運転しやすくてガソリン代や維持費も安く済み、高速道路や行楽地の渋滞にも強いことから人気に火がついた軽キャンパー(軽自動車キャンピングカー)。キャンピングカーのメーカーやディーラーで構成される日本RV協会の調査によれば、出荷台数は2006年から2013年までの間に約2.5倍も増えている。そして、その購入者の6割が50〜60代だという。

「私は“車中泊”が好きで、これまでずいぶん楽しんできました。でも、やっぱり普通のクルマだとシートを倒して寝ても、疲れが残ってしまうんです。最近会社を定年退職したのを機に、日本中をゆっくりのんびり回るため、軽キャンパーを購入することにしました」

 と語るのは、埼玉県在住の佐藤敏則さん(65歳)。温泉や海をめざしながら走り、気に入った場所が見つかるとその場所で2日間くらい車中泊を楽しんでいるという。

「『リタイア後に、夫婦でのんびり旅するための足にしたい』と購入される団塊世代の方も増えています。軽自動車サイズで作られている軽キャンパーは日本の道路事情に合った手頃な大きさなので見切りがよく、加齢で車両感覚などが鈍ってきたシニア世代でもストレスなく運転できる、というメリットも見逃せませんね」(RV事情に詳しいライター・櫻井香氏)

 さらに、外観は普通の軽自動車とほとんど変わらないものも多いので、日常のドライブに使用しても他人の目が気にならない、というのもポイントだ。

「キャンピングカーを買ったのだからアウトドアレジャーを楽しまなくては、などと肩肘を張る必要はありません。奥さんとふたりで各地の道の駅を訪ね、地産の野菜を買うもよし、クルマを停めてテレビを見たり、読書を楽しむもよし。最近は車中泊に適した『RVパーク』も増えているので、クルマ旅もしやすくなっています」(同前)
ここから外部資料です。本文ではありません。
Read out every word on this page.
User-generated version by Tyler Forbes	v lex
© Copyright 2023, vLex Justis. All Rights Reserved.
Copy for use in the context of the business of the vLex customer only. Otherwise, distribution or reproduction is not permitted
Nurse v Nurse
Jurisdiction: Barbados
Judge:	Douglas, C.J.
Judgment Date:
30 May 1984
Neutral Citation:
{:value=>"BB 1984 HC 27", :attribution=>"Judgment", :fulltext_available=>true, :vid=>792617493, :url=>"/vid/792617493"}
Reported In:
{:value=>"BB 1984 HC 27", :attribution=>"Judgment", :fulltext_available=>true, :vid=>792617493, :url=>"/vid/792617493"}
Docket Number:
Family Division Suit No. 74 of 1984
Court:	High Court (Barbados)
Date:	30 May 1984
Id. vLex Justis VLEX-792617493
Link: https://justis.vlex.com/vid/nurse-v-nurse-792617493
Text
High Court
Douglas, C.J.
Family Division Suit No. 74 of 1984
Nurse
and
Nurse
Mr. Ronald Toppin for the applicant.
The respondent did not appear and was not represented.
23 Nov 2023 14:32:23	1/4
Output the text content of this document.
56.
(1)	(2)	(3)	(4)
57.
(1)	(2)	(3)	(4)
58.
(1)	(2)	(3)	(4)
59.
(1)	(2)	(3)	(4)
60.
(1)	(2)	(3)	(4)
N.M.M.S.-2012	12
『RVパーク』とは、日本RV協会が認定した車中泊対応のスポット。全国の道の駅や日帰り温泉施設などと連携し、有料のパーキングスペースが設置されている。

 ちなみに、“車中泊”自体は法律で禁じられているわけではないが、高速道路のパーキングエリアやサービスエリア、あるいは主要道沿いの道の駅、お店などの駐車場に長時間クルマを停めて過ごすのはドライバーのマナーに反する。車中泊ファンは、『RVパーク』のような専用の施設を利用したい。